In light of Data's career it is odd why in TNG: "The Measure of a Man" Commander Maddox could simply demand Data to be disassembled because, as he claimed, Data was Starfleet's property. Essentially the same question showed up when Admiral Haftel demanded Lal's extradition with much the same justification in TNG: "The Offspring". On a related note, even if Data was not regarded as a person but as a thing, how could Starfleet claim ownership on him, when he legally belonged to Dr. Noonien Soong? It is only possible that some later jurisdiction may have been used to override Data's entry into Starfleet. In any case, it should have been decided much earlier than after years in Starfleet whether he was alive or not. And Data should have made sure that no one could claim ownership on Lal before building the android.

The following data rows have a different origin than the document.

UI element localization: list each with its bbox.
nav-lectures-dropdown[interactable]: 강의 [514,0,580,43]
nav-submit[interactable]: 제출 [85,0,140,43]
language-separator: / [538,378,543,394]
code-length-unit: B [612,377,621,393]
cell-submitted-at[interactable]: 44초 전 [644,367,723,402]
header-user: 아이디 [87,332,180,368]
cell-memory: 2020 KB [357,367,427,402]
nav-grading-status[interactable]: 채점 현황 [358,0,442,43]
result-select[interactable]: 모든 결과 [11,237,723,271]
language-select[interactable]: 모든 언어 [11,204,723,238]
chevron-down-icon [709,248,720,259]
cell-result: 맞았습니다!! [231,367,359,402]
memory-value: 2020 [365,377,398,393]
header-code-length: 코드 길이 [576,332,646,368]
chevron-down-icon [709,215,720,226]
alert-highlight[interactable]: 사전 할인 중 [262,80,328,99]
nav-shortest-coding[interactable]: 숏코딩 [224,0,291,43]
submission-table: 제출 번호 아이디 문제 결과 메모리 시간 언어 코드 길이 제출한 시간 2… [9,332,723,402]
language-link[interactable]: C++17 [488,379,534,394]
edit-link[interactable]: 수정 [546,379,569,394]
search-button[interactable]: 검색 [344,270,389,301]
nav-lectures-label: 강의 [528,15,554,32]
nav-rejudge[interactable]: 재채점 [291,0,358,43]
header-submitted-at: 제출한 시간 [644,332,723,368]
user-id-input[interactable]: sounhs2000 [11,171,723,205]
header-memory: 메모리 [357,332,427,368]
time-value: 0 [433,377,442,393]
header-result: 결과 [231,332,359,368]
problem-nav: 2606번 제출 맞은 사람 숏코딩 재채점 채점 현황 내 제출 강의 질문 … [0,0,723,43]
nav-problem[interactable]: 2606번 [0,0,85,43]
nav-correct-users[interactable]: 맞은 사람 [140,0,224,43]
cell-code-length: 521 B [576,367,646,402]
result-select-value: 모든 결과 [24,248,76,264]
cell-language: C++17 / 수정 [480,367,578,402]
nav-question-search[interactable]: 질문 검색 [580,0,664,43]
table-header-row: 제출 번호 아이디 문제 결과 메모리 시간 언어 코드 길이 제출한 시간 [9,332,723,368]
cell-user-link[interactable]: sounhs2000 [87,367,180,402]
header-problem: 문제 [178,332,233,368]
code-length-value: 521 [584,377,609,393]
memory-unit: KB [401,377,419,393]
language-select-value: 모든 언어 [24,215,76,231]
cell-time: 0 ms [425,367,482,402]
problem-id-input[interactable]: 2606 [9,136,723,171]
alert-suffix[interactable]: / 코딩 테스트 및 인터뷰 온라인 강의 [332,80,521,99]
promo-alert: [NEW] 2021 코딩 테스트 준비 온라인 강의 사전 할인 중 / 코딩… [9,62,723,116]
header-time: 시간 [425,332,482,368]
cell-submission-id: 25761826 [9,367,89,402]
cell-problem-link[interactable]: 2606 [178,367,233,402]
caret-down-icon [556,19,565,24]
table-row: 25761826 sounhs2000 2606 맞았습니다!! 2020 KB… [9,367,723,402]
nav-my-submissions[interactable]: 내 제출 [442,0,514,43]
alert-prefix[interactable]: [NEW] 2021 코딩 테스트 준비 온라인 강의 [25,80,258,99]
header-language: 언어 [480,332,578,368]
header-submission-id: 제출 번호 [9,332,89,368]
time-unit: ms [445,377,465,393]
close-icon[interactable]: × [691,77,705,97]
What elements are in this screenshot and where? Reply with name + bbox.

TNG: "The Quality of Life"
VOY: "Author, Author"
The (preliminary) approval that Data is a sentient lifeform may have facilitated and accelerated the process of recognizing the rights of other artificial lifeforms, such as the nanites in TNG: "Evolution" and the Exocomps in TNG: "The Quality of Life" (although in these two cases there are no legal proceedings that we know of). Voyager's EMH too was struggling for acceptance in the first season of the series, until he was finally granted the right to decide for himself when to go offline. Much like Data in "The Measure of a Man", the EMH set a precedence for holograms to be recognized as individuals with individual rights in VOY: "Author, Author". And while I think the idea of medical holograms working in a mine as seen in "Author, Author" should be taken with a grain of salt, acknowledging the rights of new lifeforms is an ongoing process in the Federation, and there is no foreseeable end to it.

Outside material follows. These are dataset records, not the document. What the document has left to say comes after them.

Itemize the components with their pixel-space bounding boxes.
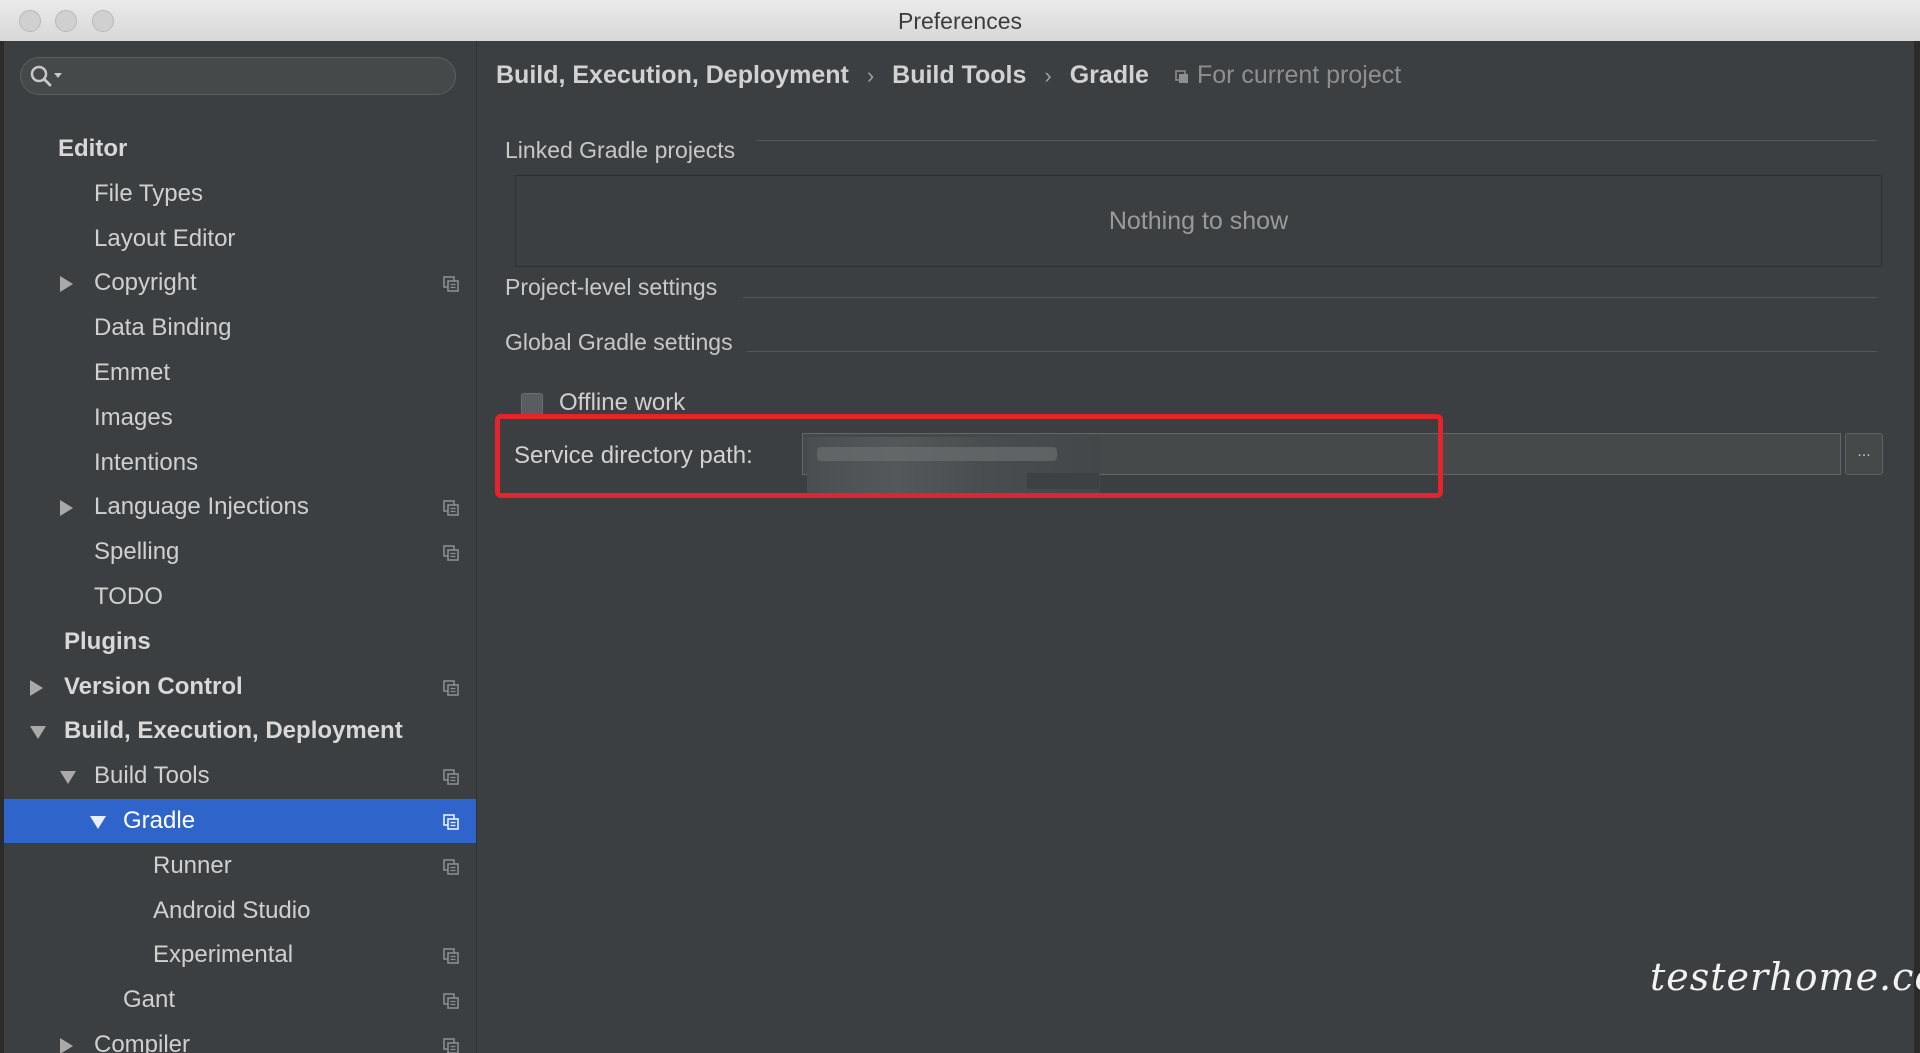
sidebar-item-copyright[interactable]: Copyright [4,261,476,305]
sidebar-item-label: Spelling [94,538,180,566]
breadcrumb-item-build-tools[interactable]: Build Tools [892,61,1026,89]
section-divider [747,351,1877,352]
sidebar-item-label: Data Binding [94,314,232,342]
shared-settings-icon [443,679,459,696]
empty-list-message: Nothing to show [1108,207,1289,235]
sidebar-item-label: TODO [94,583,163,610]
sidebar-item-android-studio[interactable]: Android Studio [4,889,476,933]
sidebar-item-build-execution-deployment[interactable]: Build, Execution, Deployment [4,709,476,753]
sidebar-item-label: Experimental [153,941,294,969]
sidebar-item-gant[interactable]: Gant [4,978,476,1022]
browse-button[interactable]: ... [1845,433,1883,475]
shared-settings-icon [443,769,459,785]
sidebar-item-label: Build Tools [94,762,210,790]
window-title: Preferences [897,8,1022,34]
sidebar-item-spelling[interactable]: Spelling [4,530,476,574]
sidebar-item-file-types[interactable]: File Types [4,172,476,216]
settings-sidebar: Editor File Types Layout Editor Copyright Da… [4,41,477,1053]
sidebar-item-label: Layout Editor [94,224,236,252]
sidebar-item-label: Gant [123,986,176,1014]
shared-settings-icon [443,545,459,561]
sidebar-item-label: File Types [94,179,203,207]
expanded-arrow-icon[interactable] [90,816,106,829]
sidebar-item-label: Intentions [94,448,199,476]
sidebar-item-label: Language Injections [94,493,309,521]
shared-settings-icon [443,993,459,1009]
right-window-edge [1914,41,1920,1053]
breadcrumb: Build, Execution, Deployment › Build Tools… [496,57,1401,93]
watermark: testerhome.com [1650,955,1920,999]
shared-settings-icon [443,814,459,830]
sidebar-item-runner[interactable]: Runner [4,844,476,888]
sidebar-item-todo[interactable]: TODO [4,575,476,619]
shared-settings-icon [443,276,459,293]
shared-settings-icon [443,858,459,875]
sidebar-item-compiler[interactable]: Compiler [4,1023,476,1053]
sidebar-item-experimental[interactable]: Experimental [4,933,476,977]
breadcrumb-item-gradle: Gradle [1069,61,1149,89]
linked-projects-list[interactable]: Nothing to show [515,175,1882,267]
sidebar-item-data-binding[interactable]: Data Binding [4,306,476,350]
annotation-highlight [495,414,1443,498]
shared-settings-icon [443,948,459,965]
expanded-arrow-icon[interactable] [60,771,76,785]
sidebar-item-label: Gradle [123,807,196,834]
sidebar-item-label: Version Control [64,672,243,700]
expanded-arrow-icon[interactable] [30,726,46,740]
sidebar-item-label: Android Studio [153,896,311,924]
sidebar-item-plugins[interactable]: Plugins [4,620,476,664]
title-bar: Preferences [0,0,1920,42]
offline-work-checkbox[interactable] [521,393,543,415]
section-divider [743,297,1877,298]
sidebar-item-build-tools[interactable]: Build Tools [4,754,476,798]
sidebar-item-label: Copyright [94,269,197,297]
shared-settings-icon [443,1038,459,1053]
collapsed-arrow-icon[interactable] [30,679,43,696]
sidebar-item-images[interactable]: Images [4,396,476,440]
sidebar-item-label: Plugins [64,627,151,655]
breadcrumb-separator: › [1044,63,1052,88]
sidebar-item-label: Build, Execution, Deployment [64,717,403,745]
sidebar-item-label: Emmet [94,359,171,386]
section-divider [757,140,1877,141]
sidebar-item-label: Compiler [94,1031,191,1053]
sidebar-item-label: Runner [153,851,232,879]
sidebar-item-intentions[interactable]: Intentions [4,441,476,485]
sidebar-item-language-injections[interactable]: Language Injections [4,485,476,529]
project-scope-label: For current project [1196,61,1402,89]
sidebar-item-label: Images [94,403,173,431]
project-scope-note: For current project [1175,61,1401,89]
search-icon [30,65,62,87]
sidebar-item-label: Editor [58,135,128,162]
breadcrumb-separator: › [866,63,875,88]
preferences-window: Preferences Editor File Types Layout Edito… [0,0,1920,1053]
sidebar-item-layout-editor[interactable]: Layout Editor [4,217,476,261]
linked-projects-header: Linked Gradle projects [505,137,736,163]
collapsed-arrow-icon[interactable] [60,500,73,517]
global-gradle-settings-header: Global Gradle settings [505,329,733,355]
gradle-settings-panel: Build, Execution, Deployment › Build Tools… [477,41,1914,1053]
project-scope-icon [1175,70,1188,83]
collapsed-arrow-icon[interactable] [60,276,73,293]
sidebar-item-version-control[interactable]: Version Control [4,665,476,709]
sidebar-item-emmet[interactable]: Emmet [4,351,476,395]
shared-settings-icon [443,500,459,517]
breadcrumb-item-build-execution-deployment[interactable]: Build, Execution, Deployment [496,61,849,89]
sidebar-item-editor[interactable]: Editor [4,127,476,171]
sidebar-item-gradle[interactable]: Gradle [4,799,476,843]
collapsed-arrow-icon[interactable] [60,1038,73,1053]
project-level-settings-header: Project-level settings [505,274,718,300]
settings-search-input[interactable] [20,57,456,95]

Furthermore, in some cases it may have severe consequences for human beings if they had to respect the rights of evolving artificial life, possibly at the expense of their security or even their own lives. The naite incident in TNG: "Evolution" almost turned into a disaster, and we may only speculate what would have happened if the Enterprise-D had chosen a less moderate way to procreate in TNG: "Emergence". Like already V'ger, the evolving artificial intelligences of TNG seem to have forgotten or to ignore the respect for biological lifeforms, although something like "ethical subroutines" must have belonged to their original programming.

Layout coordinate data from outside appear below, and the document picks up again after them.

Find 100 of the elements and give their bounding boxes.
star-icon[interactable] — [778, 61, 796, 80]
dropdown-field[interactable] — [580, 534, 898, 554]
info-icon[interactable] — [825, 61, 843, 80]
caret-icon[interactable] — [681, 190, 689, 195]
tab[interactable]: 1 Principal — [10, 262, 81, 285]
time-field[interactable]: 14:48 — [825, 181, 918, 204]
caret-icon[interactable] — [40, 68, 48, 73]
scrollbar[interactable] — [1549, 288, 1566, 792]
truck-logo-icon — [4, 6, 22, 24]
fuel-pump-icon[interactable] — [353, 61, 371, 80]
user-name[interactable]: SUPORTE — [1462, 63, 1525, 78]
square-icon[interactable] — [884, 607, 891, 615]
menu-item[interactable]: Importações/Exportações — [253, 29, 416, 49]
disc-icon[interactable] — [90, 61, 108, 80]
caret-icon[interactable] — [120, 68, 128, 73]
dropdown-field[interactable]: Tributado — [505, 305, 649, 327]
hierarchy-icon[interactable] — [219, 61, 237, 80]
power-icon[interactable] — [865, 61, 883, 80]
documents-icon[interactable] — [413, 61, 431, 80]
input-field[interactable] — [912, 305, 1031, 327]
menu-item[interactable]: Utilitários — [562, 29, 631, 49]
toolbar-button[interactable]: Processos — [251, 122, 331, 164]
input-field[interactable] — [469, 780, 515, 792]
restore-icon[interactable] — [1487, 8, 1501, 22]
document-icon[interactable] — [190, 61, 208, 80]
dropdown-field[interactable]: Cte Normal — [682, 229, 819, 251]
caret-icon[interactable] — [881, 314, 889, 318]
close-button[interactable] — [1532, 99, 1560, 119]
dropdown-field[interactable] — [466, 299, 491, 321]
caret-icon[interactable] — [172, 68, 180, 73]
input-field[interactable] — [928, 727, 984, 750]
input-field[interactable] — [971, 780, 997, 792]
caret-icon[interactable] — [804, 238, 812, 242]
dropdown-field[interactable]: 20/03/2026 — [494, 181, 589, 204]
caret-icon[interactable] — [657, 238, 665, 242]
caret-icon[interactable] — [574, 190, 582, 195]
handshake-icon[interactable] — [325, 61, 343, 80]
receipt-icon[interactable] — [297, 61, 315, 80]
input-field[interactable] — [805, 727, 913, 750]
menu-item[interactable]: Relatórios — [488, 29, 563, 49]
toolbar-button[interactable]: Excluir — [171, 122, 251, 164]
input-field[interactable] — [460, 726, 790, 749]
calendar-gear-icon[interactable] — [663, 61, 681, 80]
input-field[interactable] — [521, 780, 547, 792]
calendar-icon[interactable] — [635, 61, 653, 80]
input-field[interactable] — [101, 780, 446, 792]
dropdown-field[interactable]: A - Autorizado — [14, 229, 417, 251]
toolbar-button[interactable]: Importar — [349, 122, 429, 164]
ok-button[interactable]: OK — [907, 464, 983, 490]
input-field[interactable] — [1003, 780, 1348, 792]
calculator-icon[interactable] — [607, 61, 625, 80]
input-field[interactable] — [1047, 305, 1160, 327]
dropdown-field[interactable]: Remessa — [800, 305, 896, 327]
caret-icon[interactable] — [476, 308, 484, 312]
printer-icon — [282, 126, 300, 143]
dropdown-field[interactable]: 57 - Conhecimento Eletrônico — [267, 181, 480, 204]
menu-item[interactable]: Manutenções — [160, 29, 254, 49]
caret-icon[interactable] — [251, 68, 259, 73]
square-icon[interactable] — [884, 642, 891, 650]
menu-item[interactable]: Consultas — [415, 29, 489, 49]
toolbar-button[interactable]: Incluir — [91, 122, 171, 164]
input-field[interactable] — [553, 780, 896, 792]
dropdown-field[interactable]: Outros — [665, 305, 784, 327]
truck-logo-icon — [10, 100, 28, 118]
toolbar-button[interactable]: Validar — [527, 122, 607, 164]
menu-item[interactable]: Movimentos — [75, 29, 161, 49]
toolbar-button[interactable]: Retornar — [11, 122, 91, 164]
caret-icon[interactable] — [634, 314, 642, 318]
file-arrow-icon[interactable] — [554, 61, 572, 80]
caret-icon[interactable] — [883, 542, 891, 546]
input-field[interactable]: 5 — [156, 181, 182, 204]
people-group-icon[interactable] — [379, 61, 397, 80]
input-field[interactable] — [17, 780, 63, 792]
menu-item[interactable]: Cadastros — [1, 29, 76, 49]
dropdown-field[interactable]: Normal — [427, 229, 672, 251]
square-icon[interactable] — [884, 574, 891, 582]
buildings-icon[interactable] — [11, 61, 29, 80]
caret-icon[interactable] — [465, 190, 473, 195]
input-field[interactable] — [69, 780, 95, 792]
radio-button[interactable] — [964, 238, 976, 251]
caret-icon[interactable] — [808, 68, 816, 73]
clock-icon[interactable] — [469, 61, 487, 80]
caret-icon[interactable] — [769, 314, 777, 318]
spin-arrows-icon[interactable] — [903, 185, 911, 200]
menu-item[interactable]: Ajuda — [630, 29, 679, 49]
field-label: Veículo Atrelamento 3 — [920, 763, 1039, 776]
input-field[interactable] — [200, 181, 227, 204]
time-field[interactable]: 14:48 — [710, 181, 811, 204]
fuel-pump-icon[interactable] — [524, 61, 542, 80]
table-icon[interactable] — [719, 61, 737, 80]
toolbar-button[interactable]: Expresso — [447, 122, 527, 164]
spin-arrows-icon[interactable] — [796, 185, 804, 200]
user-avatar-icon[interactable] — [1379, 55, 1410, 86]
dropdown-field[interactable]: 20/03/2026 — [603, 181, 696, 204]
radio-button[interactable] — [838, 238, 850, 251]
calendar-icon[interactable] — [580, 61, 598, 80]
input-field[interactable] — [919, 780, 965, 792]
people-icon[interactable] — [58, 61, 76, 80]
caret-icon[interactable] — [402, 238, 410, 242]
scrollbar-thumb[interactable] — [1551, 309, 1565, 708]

Even though shown in an overall positive light this time (as "evolution" is unequivocally deemed a worthwhile process in Trek), there is still something incalculable about artificial life, like a remainder of the villainous machines of TOS. Even Data himself occasionally runs amuck, notably in "Brothers" and in "Insurrection". While we should not forget that human beings are overall much more "fault-prone", the severity of machine faults is much higher, especially when fail-safe mechanisms fail or are overridden. But seeing that no one would generally mistrust holodecks either, although these fail quite often (actually much too often to be still considered safe), the possible fear of androids and other artificial lifeforms should not be a reason for the Federation to impede their development.

 

Conclusion

Androids, computers and other intelligent machines were predominantly seen as pieces technology in the 1960s and not so much as possible sentient beings. If they exhibited characteristics of human beings in the time of TOS, it almost customarily endangered the human crew, which became a cliché of TOS. But their possibly villainous behavior was not condemned because the androids or other machines acted just within the boundaries of their programming. This changed with Data. Since the remarkable episode "The Measure of a Man" there is an ongoing trend to recognize the rights not only of androids but also of other artificial lifeforms such as holograms. While technology runs out of control just as frequently as in TOS, in the 24th century the question whether androids and machines can surpass their original programming is in the focus of interest.

Overall the 24th century seems to be somewhat more open-minded about artificial lifeforms. However, this may be due to the real-world development, in which today's computers are far more advanced than anyone could have imagined in the 1960s. T he question whether computers may become sentient has become a more interesting science fiction issue than it was at the time of TOS.